I was talking to my neighbourhood banker today, and he let me know that as of Monday, August 20th, TD Bank (along with a few other banks, like RBC) will be changing the loan to value ratio for their home equity lines of credit (HELOCs). It’s currently at 80% LTV and it will be dropping to 65%.
For those of you who don’t know, a HELOC is a line of credit that is secured by the equity in your house. For instance, if you own a $500,000 home and have a $350,000 mortgage, your loan to value ratio is 60% (300,000 divided by 500,000). Using this example, with today’s 80% LTV you could get a line of credit for the difference of the 60% (your total equity) and 80% (maximum allowed by banks), which is 20% or $100,000. As of Monday, a 65% LTV means you would only be able to receive a 5% line of credit on your $500,000 house, which is just $25,000. So big changes are afoot.
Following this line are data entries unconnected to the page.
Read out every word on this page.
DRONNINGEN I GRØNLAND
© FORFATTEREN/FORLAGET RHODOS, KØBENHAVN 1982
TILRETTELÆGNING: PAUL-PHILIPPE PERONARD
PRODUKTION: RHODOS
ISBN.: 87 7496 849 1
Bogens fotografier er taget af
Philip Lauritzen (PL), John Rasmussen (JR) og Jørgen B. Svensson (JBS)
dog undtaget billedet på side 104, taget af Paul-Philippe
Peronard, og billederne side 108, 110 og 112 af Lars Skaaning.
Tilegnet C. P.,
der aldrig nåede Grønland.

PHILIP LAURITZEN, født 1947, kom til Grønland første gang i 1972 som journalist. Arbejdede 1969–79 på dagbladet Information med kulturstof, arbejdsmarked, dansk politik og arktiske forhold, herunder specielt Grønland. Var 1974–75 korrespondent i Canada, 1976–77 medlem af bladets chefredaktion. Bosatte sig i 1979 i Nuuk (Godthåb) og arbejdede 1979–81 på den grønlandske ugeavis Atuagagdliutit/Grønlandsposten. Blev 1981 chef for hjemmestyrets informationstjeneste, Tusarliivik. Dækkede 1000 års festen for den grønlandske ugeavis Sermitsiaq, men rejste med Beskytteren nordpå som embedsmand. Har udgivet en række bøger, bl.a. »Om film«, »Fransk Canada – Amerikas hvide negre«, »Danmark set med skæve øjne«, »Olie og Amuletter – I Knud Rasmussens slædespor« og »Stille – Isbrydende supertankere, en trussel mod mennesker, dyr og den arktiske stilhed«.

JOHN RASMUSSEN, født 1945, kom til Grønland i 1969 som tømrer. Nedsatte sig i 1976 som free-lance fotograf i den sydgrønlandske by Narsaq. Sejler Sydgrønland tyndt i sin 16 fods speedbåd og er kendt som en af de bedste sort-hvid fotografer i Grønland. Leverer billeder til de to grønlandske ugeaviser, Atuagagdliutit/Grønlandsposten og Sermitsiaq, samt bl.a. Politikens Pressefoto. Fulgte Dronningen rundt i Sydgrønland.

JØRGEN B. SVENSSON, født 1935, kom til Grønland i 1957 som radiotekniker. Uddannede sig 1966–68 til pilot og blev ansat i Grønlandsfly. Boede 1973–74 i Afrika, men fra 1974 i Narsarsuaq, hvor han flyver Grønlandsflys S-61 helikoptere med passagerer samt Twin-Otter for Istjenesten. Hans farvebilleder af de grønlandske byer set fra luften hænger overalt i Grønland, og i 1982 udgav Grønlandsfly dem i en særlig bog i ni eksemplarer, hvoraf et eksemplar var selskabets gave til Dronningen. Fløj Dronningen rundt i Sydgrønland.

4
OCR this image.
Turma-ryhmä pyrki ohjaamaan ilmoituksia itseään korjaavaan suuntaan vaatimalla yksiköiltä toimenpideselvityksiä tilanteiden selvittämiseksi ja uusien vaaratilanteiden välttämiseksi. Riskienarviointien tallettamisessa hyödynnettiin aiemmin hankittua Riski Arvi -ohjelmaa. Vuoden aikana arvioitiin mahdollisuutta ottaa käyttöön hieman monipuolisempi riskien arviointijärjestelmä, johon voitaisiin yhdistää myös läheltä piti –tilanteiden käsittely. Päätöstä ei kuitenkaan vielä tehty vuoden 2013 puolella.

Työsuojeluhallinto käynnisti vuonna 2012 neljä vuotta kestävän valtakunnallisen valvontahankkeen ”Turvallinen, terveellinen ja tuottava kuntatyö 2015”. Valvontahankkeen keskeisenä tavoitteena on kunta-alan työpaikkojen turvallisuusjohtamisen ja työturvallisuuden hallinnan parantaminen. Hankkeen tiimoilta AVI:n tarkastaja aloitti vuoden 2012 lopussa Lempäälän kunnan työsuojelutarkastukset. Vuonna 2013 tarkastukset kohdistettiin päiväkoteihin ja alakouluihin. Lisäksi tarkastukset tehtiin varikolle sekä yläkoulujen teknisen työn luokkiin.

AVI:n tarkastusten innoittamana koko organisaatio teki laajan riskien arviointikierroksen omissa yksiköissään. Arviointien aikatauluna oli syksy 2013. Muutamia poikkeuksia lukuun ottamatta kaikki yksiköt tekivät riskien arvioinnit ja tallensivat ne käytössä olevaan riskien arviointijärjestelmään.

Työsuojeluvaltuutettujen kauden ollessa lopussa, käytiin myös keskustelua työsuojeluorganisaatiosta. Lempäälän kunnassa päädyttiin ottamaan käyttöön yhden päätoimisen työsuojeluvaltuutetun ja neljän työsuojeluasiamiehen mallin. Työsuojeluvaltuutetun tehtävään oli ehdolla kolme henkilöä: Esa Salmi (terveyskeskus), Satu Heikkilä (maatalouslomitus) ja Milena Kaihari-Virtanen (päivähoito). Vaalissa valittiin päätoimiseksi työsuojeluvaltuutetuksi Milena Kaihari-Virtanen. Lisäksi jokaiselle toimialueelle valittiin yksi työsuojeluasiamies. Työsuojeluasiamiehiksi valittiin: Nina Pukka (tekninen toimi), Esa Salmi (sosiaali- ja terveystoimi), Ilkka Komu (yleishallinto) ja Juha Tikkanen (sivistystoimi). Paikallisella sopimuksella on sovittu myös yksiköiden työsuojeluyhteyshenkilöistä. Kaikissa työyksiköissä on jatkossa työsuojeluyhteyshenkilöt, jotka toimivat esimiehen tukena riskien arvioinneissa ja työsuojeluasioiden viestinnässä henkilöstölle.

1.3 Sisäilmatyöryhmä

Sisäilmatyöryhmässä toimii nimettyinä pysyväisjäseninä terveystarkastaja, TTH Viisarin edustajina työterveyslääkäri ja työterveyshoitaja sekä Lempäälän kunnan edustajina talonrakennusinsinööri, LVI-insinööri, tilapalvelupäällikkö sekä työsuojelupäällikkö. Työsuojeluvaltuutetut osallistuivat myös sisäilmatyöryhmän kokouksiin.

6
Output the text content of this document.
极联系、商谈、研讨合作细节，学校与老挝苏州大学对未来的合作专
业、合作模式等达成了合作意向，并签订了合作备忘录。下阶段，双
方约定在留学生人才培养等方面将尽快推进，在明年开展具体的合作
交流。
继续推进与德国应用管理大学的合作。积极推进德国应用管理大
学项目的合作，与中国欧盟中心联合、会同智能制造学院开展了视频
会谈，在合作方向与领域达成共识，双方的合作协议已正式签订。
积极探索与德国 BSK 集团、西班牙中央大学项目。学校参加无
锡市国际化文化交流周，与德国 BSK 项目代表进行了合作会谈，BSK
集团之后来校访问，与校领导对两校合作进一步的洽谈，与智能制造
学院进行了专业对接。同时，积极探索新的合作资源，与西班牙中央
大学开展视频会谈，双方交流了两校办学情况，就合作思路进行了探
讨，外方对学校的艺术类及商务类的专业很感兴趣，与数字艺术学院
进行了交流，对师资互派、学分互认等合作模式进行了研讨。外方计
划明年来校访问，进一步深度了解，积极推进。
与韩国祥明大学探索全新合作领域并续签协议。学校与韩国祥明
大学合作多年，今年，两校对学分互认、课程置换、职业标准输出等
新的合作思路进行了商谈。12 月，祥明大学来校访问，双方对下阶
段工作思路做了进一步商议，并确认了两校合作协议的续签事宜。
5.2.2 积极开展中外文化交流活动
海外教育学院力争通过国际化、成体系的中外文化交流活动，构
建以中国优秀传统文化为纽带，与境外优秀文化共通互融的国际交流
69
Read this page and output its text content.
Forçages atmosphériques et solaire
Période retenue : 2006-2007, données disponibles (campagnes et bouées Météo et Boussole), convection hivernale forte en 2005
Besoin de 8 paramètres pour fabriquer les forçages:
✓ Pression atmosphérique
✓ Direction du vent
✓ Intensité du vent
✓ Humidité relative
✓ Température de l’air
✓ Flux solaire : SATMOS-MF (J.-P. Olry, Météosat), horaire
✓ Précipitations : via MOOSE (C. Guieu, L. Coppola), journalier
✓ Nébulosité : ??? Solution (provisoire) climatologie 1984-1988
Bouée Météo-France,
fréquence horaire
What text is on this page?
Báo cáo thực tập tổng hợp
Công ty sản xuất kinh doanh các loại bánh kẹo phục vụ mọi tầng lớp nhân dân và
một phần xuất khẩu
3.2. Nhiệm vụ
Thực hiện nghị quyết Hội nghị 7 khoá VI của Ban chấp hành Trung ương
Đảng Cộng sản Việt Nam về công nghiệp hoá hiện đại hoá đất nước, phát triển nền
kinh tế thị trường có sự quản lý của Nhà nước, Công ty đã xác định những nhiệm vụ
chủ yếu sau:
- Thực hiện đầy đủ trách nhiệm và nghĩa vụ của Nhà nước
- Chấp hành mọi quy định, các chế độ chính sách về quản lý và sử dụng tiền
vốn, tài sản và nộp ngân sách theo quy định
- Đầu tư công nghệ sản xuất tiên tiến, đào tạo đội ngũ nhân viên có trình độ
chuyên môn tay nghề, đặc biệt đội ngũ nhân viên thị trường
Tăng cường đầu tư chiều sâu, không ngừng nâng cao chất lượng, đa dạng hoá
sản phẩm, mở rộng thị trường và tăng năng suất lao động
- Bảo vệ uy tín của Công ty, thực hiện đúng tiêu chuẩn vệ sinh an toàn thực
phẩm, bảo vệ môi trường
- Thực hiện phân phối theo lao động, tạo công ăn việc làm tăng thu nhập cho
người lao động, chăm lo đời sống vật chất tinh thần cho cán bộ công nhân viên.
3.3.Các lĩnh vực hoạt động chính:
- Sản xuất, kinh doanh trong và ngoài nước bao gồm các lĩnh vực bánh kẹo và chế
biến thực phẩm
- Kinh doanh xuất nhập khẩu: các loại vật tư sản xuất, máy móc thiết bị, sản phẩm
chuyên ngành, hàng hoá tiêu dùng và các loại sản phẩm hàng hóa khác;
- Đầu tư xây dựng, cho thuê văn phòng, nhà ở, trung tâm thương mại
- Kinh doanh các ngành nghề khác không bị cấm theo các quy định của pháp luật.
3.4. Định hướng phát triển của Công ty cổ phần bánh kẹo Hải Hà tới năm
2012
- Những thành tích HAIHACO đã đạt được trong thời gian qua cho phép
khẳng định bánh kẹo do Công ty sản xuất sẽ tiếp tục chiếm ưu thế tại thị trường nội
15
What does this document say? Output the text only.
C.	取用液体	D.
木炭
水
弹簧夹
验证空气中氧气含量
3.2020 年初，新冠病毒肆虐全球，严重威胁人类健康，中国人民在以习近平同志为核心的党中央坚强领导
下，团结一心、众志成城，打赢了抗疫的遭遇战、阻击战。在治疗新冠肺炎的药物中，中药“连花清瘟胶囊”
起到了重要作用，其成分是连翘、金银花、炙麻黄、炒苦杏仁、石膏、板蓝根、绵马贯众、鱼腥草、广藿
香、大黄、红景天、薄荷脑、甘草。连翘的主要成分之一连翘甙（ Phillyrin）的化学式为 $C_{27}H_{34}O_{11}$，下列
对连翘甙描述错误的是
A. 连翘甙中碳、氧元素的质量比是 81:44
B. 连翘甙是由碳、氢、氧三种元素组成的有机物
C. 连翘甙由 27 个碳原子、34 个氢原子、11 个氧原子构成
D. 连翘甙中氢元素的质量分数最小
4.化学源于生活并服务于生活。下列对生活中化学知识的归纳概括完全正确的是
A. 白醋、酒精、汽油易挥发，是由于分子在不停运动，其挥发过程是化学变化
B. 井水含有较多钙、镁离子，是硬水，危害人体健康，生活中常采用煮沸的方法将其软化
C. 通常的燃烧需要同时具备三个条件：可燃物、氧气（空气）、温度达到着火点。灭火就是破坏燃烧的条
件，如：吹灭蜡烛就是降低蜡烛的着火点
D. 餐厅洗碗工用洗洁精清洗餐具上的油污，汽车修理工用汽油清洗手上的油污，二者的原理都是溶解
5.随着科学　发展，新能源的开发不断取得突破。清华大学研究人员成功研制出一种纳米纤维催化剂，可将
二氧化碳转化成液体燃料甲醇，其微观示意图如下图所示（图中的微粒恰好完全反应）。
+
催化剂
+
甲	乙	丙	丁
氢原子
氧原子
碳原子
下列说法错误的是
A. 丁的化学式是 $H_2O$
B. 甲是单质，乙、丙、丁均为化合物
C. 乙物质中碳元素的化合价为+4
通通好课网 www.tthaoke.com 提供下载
Frankly, I’m not surprised by the change…but the amount is surprising. A little over a month ago, the federal government reduced its minimum LTV from 85% to 80%, along with the tightening of other mortgage rules. When this was announced, most banks were already at 80% even tough they were permitted to go to 85%. So it only makes sense that with the government tightening from 85% to 80%, the banks would drop below 80%. But a 15% drop is quite steep.
Again, the aim is to protect the consumers from themselves and a more conservative secured line of credit is a good way to do it. That been said, my banker did say there is an absolute rush of applications today, and he expects even more tomorrow.